Ванька Пугорь просился помогать защитникам крепости, рвался убивать «ненавистных царских псов», и Кмитич пообещал отослать его к Корфу Правда, нельзя сказать, что Кмити-чу понравился этот заморыш. Уж какой-то слишком лакейский весь. Просто стало его жаль, его и его горемычный народ. Что касается остальных, то пленные московитяне, пусть и мало кто из них говорил по-русски, понравились Кмитичу. Он был сам пленен открытостью и наивностью этих людей, для которых, в отличие от литвин, не существовало понятий польстить собеседнику или что-то не договорить ему из вежливости. Хотя, наверное, это касалось далеко не всех пленных из этого пестрого многоликого московитского племени. Так, один круглолицый и курносый московитянин повторял на все вопросы одно и тоже:

— Ма ейсаа ару. Ма ейсаа ару…

Стрелец из-под Курска (поэтому говоривший на литовско-русском) объяснил, что парень говорит: «Я вас не понимаю», ибо по-русски не знает ни бельмеса.

— Как же он служил в вашей армии? — удивился Кмитич. Курянин иронично усмехнулся:

— Скорее всего, придуривается, господин пан. Пусть чуть-чуть, но московский диалект русского он точно знает.

— А ты откуда по-фински понимаешь? — поинтересовался Кмитич у курянина.

— Понимать не понимаю, но простые слова знаю, — ответил тот, — у нас ихнего брата хватает.

Пленный русин из-под Курска, похоже, не разделял благодушного мнения Кмитича о наивности и простоте пленных, в частности, о людях из народа мокша или москов.

— Люди они, верно, бедные, но отнюдь не наивные, — говорил курский русин, — хитрые и ленивые. Вы, пан, с ними порезче да поосторожней.

«Вот уж боевое братство», — осуждающе думал Кмитич, ко-сясь то на курянина, то на пленных москов. Один из них на плохом русском кое-как объяснил, что он и его товарищ живут по Москов-реке, которую пленный называл также Коноплевкой.

Он, с трудом подбирая слова, рассказал, что они, москов, там у себя ходят по воскресеньям в церковь, но дома все равно молятся своей богине Мокощь — женщине-пауку, живущей в колодце, и даже гадают на пауках, кладя их в коробочках на ночь под подушку.
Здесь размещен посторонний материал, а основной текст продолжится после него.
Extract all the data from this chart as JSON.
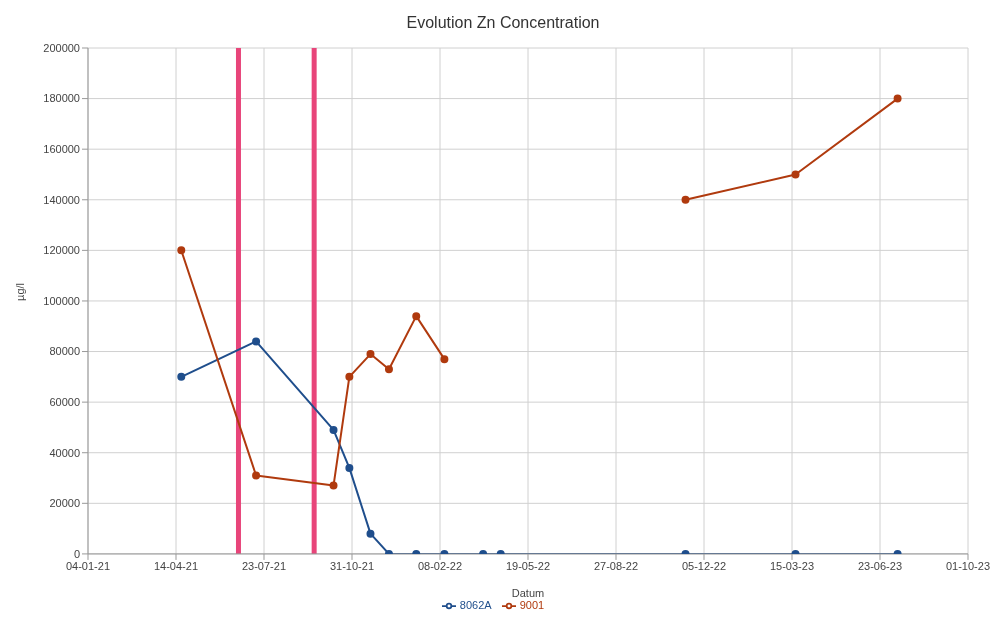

Немало удивился Кмитич тому, что похожий, как брат, на пленного-москова другой пленный, тоже плохо говорящий по-русски, но именем Иван, представился каким-то Карьялайненом и знать не знал никакую Мокощь, поклоняясь богу Юкко, а также каким-то сюндюзетам и богу солнца Пейвэ, включая и старика с молотом Тиермеса. Этот явный язычник просил прощения, что, подневоленный, воевал на стороне мокши и их проклятого царя, ибо страсть как не любил ни царя, ни московских попов, которые забирают у кудесников его народа кудесы — бубны, заставляют другому богу молиться, отчего его народ болеет, старики умирают, а женщины не рожают. Третий финский московит, тоже по имени Иван, назвался представителем тяга-лажет, и Кмитич совсем не понял, что за тягалажет, откуда он и кому поклоняется. Был там и татарский солдат, также ни слова не знавший по-русски. С ним пообщался литвинский татарин, ратник Юха, выходец из минской Татарской слободы. Несколько неожиданно для Кмитича два единоплеменника как-то резко поговорили.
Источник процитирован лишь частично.